Use: The young shoots from the roots can be chewed as a whole, the thicker pieces of root are ground and the powder is swallowed. An infusion made from the root powder is effective as well. For that purpose, the powder is doused with boiling water and left to stand for about 30 min. The extraction by the use of an espresso machine is also possible. Simply fill in the root powder instead of coffee.
Active constituents: Ibogaine, tabernanthine, ibogamamine, voacangine and more. The whole root contains active substances, the highest concentration is found in the bark of the root.
Effects: In lower doses (about 0,5–5 g of the whole root) iboga acts stimulating, aphrodisiac and keeps awake. High dosages for Europeans are about 10–30 g of the dried root. In that case the effects are sedating, the attention is directed inwards; deep, unconscious contents can reach the surface. Often, a journey to the roots or origin of the inner self is experienced. Such dosages are often accompanied by physical discomfort, nausea and vomiting. During the traditional – only once in a life-time performed – initiation rites of the African Bwiti, overdoses of 100 g or more are taken, which would probably often lead to death for Europeans. The root is used in lower doses by West African natives as stimulant so that tribal celebrations und dances and exhausting hunts can be endured longer or to increase the endurance in lovemaking. Doses higher than 10 g of the dried root should only be approached with extreme caution!

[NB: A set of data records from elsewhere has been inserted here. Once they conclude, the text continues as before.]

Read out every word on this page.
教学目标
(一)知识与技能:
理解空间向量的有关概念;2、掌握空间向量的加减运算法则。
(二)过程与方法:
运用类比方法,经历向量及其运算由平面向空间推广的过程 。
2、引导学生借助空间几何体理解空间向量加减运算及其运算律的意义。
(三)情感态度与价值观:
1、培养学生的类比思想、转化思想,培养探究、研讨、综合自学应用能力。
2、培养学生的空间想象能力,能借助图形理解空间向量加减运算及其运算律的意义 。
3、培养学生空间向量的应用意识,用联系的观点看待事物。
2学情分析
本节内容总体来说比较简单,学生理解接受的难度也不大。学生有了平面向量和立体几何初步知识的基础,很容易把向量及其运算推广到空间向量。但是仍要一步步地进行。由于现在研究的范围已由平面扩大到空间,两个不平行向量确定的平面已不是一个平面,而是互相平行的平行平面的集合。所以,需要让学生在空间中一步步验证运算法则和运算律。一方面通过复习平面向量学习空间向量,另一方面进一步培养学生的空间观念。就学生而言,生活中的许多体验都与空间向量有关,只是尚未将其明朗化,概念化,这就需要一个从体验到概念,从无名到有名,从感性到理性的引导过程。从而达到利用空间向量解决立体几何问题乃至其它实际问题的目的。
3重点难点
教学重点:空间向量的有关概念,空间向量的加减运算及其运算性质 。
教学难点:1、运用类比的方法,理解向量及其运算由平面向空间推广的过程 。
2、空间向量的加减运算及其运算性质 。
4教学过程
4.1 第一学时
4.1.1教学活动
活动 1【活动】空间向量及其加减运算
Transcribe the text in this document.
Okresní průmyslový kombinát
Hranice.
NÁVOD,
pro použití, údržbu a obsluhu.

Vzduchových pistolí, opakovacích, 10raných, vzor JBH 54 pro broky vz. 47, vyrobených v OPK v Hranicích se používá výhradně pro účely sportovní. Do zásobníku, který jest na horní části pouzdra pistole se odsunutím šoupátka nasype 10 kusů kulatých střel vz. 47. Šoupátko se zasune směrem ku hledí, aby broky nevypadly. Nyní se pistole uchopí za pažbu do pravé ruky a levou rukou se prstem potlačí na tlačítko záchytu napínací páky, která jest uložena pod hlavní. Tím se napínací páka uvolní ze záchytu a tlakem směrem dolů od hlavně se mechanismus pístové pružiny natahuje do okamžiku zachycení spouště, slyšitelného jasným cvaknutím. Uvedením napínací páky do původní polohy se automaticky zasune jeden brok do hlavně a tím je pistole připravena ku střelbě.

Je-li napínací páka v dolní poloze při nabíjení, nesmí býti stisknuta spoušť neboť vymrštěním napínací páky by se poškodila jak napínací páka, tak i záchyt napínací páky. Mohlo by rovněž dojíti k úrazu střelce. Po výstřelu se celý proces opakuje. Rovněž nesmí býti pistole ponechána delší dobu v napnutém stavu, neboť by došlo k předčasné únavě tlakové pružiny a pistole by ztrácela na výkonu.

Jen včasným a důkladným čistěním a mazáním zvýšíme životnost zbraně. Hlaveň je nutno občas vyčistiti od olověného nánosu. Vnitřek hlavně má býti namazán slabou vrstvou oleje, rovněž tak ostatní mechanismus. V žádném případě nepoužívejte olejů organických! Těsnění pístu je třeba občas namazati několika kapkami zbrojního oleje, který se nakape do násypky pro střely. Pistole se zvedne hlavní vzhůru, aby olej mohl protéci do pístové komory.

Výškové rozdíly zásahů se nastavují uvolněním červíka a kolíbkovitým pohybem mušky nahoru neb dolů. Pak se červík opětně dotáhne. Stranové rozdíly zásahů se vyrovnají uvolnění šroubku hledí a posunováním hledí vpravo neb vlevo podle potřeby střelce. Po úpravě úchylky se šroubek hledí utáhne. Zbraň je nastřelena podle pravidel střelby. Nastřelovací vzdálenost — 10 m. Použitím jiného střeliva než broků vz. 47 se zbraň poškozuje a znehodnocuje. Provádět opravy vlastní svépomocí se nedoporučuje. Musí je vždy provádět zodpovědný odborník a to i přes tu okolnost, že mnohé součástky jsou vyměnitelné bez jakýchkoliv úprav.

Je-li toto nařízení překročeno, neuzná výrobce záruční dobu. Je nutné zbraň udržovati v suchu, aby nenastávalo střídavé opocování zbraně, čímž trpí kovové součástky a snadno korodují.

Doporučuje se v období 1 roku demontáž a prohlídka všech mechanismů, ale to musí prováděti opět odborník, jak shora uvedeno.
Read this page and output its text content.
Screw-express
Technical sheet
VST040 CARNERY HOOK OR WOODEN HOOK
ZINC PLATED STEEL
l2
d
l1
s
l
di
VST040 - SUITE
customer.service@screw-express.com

Minimal doses (up to 0,5 g) taken regularly over several weeks are supposed to be effective against addiction, for example addiction to nicotine and heroin.
Side effects: In low doses, for stimulation, side effects rarely occur. In high, hallucinogenic dosages cramps and paralysis occur. In case of overdosage death by respiratory standstill is possible. The use of higher doses is therefore not recommended.
Suppliers: Plants and seeds in the exotic plant trade. Roots offered in some ethnobotanical stores.
Miscellaneous: Ibogaine was proposed in modern times as a medicament for opiate- cocaine- and alcohol-addiction. Corresponding research is still being carried out. Further details are found in part two of this book.